Changement d’atmosphère

Les employés d’aujourd’hui ne veulent plus d’un mode de gestion simpliste du genre «les patrons commandent; les employés exécutent». Wilfrid Morin, président-directeur général de Teknika HBA, l’a bien compris. Depuis qu’il a pris les rênes de cette firme d’ingé­nierie, en 1998, il a adapté les pratiques de l’entreprise aux attentes du personnel, notamment en ouvrant l’actionnariat aux employés, puis en élaborant un ambitieux programme de qualité de vie au travail articulé autour de quatre axes : la qualité du milieu de travail (aménagement, ergonomie, etc.), le développement et la valorisation de la personne, l’équilibre travail-famille et la qualité des relations interpersonnelles.
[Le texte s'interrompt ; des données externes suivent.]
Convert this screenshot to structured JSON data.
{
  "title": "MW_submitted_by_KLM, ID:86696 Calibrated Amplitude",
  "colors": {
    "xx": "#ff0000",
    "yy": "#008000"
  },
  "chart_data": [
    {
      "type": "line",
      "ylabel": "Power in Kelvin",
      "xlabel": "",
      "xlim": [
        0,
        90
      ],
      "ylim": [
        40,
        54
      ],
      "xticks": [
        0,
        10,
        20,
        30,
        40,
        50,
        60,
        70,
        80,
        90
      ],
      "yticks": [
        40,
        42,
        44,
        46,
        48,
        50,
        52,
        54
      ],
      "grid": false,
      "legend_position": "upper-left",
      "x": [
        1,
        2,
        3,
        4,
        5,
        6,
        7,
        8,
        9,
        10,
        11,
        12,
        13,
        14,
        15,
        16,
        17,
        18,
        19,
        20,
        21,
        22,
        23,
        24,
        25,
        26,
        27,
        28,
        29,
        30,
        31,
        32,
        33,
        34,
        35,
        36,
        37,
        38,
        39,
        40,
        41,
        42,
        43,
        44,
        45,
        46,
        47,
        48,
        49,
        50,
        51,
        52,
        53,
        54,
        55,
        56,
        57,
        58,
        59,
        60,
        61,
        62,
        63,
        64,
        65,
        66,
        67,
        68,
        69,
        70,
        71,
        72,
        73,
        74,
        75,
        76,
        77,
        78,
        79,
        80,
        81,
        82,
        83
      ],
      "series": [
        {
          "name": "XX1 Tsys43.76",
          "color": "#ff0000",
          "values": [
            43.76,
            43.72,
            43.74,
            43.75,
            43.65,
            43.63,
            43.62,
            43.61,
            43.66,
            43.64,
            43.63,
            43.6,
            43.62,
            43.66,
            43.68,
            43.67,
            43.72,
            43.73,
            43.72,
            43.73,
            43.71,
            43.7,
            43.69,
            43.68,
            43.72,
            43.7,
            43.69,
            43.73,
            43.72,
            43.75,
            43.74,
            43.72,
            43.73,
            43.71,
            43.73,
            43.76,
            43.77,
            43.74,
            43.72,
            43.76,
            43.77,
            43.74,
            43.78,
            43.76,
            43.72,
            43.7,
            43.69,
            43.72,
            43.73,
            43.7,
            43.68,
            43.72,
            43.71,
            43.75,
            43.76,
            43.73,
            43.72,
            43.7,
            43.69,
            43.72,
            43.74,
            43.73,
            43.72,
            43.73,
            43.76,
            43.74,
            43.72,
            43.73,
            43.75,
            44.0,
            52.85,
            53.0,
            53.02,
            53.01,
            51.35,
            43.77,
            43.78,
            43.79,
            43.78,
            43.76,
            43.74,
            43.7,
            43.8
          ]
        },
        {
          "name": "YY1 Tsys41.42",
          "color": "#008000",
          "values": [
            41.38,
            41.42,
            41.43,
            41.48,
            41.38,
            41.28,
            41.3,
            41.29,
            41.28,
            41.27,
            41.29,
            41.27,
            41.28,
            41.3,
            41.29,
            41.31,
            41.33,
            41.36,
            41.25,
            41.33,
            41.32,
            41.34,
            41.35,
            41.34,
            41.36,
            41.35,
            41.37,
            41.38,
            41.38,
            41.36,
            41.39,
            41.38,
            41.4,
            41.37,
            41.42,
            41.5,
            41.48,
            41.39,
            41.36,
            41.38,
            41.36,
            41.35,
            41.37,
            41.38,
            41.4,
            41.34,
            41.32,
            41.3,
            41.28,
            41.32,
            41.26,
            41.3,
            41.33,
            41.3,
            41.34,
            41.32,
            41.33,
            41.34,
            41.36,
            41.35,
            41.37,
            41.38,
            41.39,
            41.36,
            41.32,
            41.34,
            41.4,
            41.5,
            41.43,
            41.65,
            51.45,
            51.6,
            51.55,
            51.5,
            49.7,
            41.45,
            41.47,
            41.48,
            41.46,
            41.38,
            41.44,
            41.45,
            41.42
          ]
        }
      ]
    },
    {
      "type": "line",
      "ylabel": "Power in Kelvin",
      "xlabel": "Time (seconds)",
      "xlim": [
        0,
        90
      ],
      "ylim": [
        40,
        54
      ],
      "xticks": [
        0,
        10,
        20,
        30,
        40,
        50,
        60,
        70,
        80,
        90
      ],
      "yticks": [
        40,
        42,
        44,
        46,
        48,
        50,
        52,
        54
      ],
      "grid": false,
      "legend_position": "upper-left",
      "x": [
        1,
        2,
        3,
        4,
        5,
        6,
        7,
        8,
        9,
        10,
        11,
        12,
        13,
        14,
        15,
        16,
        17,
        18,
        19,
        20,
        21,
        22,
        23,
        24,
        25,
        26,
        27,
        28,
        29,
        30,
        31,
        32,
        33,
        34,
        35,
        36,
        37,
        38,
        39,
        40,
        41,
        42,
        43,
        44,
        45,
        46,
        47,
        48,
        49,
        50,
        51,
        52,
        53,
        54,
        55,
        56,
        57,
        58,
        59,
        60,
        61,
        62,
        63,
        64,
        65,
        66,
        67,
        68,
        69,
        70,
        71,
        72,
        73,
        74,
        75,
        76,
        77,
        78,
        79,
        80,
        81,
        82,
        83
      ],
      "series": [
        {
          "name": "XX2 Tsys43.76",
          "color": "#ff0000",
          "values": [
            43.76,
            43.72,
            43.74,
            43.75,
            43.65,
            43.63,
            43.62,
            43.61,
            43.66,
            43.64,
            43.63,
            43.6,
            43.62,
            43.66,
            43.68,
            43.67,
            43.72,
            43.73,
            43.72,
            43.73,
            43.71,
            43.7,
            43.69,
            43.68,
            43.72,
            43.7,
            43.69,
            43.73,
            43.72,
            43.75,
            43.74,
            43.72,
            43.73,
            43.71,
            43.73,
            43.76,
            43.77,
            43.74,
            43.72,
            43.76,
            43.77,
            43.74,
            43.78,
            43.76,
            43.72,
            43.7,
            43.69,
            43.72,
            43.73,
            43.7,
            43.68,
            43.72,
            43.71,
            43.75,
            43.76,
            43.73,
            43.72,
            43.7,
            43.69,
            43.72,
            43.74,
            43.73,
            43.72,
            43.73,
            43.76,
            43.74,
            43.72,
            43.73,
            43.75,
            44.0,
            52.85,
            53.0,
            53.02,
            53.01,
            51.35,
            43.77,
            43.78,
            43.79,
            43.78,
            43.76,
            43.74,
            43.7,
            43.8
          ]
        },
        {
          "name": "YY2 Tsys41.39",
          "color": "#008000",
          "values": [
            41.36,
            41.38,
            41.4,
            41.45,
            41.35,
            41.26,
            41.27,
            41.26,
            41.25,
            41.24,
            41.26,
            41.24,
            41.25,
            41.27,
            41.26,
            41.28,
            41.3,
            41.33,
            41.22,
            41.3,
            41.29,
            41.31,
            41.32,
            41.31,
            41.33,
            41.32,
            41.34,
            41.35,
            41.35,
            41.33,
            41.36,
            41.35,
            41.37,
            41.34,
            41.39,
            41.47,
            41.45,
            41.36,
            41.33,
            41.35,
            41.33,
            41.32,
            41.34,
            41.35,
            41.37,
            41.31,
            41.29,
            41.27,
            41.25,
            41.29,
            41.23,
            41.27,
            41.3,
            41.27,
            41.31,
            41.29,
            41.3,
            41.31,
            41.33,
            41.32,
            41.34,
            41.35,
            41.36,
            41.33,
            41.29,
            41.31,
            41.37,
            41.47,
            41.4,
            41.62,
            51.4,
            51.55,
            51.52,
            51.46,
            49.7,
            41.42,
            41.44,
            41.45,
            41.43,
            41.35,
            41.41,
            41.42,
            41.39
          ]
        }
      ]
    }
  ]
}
C’est sur ce dernier point que Teknika HBA a travaillé le plus fort. «La récession du début des années 1990 avait été dure. Nous avions dû réduire notre personnel de 300 à 125 employés et nos gens avaient le moral dans les talons, raconte Wilfrid Morin. Puis, lorsque les affaires ont repris, nous avons embauché des centaines de nouveaux employés plus jeunes.» Or, ces derniers avaient des attentes différentes en ce qui a trait au climat de travail, d’où les efforts consentis.

Depuis, la communication patron-employé est fortement encouragée dans les deux sens. Il en va de même pour le respect envers chacun. «Tous ont dû apprendre que le titre de gestionnaire ne donne pas le droit de manquer de respect à qui que ce soit, relate Wilfrid Morin. Si ça arrive, les employés peuvent envoyer un courriel aux ressources humaines et ça va atterrir sur mon bureau. Au début, ils n’osaient pas le faire, mais aujourd’hui, ils se sentent beaucoup plus à l’aise.»

Pas étonnant que Teknika HBA ait remporté le Défi Meilleurs Employeurs 2008, dans la catégorie Grandes Entreprises. «Et notre chiffre d’affaires croît d’au moins 10 % par année», note le pdg. Bon point.